两个关于mpich的基本问题

wxqdelphi
两个关于mpich的基本问题

1.需要将可执行程序拷贝到“所有”节点机上吗?
2.一定要创建/etc/hosts.equiv文件,使各个机器之间相互识别吗?

troyme
回复 #1 wxqdelphi 的帖子

1,不是,通过网络共享也可以
2,不需要,ssh通过key认证,  rsh通过  .rhosts   认证

zarcoder_neu
可以把需要用到的库在的文件夹export给各个节点
例如我把
/usr/local
/opt
/home
export给各计算节点
各种软件安装在opt目录下
用户在home目录下提交任务进行计算


mpich
我使用xcat安装的时候直接makempich
楼上的说的方法肯定行,我也那样做过

wxqdelphi
谢谢大家的建议!
我现在两台工作站,可以ssh无密码登录。
但为什么运行很简单的一个小程序,就会报以下错误:child process exited while making connection to remote process on?

这个小程序在单台工作站上运行没问题。

网上有以下两段建议:
i think the message you got maybe arised by your rsh ,rexec or rlogin command not being set correctly.so...you can execute "rsh {node} {commond}" to examine the rsh command work or not...
i solved the same problem by this method.you can try it .no problem.
-----------------------------------------
you reported:

util/tstmachines Errors while trying to run ssh client1.mydomain.com -n true Unexpected response from client1.mydomain.com:
--> Warning: No xauth data; using fake authentication
data for X11 forwarding.

check if ssh is working, for example,
" % ssh slavehost ls "

Check if passwordless solution is real working.

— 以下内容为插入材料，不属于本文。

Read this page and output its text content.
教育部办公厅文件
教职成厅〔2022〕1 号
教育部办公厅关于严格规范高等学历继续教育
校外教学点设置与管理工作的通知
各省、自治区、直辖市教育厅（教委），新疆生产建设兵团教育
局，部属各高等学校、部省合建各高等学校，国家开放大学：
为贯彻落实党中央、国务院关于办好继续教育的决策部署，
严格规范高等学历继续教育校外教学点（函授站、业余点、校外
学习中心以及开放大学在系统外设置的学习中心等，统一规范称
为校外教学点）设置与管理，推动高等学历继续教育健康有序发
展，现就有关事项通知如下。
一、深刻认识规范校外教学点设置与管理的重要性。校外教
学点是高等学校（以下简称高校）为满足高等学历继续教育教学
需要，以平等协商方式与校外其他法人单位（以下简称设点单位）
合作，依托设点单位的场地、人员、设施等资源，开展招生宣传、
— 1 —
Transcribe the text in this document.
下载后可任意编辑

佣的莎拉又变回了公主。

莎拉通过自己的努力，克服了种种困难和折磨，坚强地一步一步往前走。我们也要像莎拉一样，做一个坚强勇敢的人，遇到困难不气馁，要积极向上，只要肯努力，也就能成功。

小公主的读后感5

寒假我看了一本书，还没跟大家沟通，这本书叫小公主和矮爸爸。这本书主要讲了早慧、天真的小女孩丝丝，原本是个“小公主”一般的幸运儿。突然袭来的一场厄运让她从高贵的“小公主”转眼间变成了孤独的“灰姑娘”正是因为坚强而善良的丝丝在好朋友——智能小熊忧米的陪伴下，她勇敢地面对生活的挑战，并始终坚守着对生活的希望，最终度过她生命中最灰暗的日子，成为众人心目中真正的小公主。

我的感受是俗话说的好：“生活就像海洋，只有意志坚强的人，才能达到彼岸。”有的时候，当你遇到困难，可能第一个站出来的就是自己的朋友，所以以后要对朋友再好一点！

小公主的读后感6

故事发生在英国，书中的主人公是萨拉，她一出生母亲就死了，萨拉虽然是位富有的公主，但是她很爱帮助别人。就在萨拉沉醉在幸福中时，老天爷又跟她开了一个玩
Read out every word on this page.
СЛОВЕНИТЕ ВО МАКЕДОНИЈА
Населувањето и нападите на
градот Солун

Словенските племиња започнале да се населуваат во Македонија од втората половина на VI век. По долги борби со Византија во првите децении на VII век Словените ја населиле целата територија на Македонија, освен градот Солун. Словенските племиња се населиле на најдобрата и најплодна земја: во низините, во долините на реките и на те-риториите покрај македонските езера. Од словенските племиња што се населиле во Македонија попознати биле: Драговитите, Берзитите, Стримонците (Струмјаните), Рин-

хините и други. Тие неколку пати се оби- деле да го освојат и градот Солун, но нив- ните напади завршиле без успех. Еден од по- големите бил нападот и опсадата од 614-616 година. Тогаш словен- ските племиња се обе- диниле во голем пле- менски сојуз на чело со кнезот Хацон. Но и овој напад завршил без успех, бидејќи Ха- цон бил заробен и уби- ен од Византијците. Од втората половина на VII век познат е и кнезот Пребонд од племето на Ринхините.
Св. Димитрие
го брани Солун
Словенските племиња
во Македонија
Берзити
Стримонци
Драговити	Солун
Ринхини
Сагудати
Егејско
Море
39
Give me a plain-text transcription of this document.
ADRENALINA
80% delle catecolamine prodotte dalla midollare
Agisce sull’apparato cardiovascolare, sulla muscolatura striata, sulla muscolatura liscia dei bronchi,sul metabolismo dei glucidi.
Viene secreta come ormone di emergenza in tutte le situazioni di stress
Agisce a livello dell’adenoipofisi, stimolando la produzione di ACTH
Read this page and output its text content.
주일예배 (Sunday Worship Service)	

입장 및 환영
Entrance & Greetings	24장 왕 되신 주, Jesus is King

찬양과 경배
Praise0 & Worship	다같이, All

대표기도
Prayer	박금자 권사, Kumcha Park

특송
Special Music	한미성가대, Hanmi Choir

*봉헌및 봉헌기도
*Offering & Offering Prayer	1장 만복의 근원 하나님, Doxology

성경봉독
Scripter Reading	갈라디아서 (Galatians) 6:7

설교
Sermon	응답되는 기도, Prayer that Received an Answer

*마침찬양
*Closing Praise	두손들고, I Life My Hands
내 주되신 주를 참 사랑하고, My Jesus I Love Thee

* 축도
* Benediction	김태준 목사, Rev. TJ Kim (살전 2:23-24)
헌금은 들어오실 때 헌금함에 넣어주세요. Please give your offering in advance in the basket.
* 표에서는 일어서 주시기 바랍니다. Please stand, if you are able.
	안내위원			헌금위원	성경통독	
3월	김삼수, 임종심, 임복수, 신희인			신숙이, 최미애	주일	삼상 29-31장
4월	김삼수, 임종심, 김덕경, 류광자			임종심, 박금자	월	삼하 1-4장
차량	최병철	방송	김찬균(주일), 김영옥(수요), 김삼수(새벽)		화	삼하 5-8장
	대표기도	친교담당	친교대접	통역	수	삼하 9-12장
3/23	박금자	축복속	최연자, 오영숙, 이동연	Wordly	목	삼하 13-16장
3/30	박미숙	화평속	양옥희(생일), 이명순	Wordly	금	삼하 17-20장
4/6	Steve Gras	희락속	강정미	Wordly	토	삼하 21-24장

If you will have problems in the second step of the tstmachines, check if you share folders between the hosts.

I saw in the net the use of mpiCC to compile prevents these following errors that you reported.

p0_4293: p4_error: Child process exited while making connection to remote process on client1.mydomain.com:
0
p0_4293: (10.253768) net_send: could not write to fd=4, errno = 32 [root@master basic]#

it worked here.

Sorry, but i have low experience until now in MPI.
i wish that i could help you.
-----------------------------------------
看起来很复杂,会不会是机器的问题?
我用的是dell 690工作站,每台工作站4颗cpu。(两个双核cpu)。
好像两个双核cpu并行会出问题?

troyme
你确定在单台机子上用mpich多进程跑你的程序没有问题么


保证两台机子上你的程序的路径保持一致。

wxqdelphi
谢谢!
我再确认一下!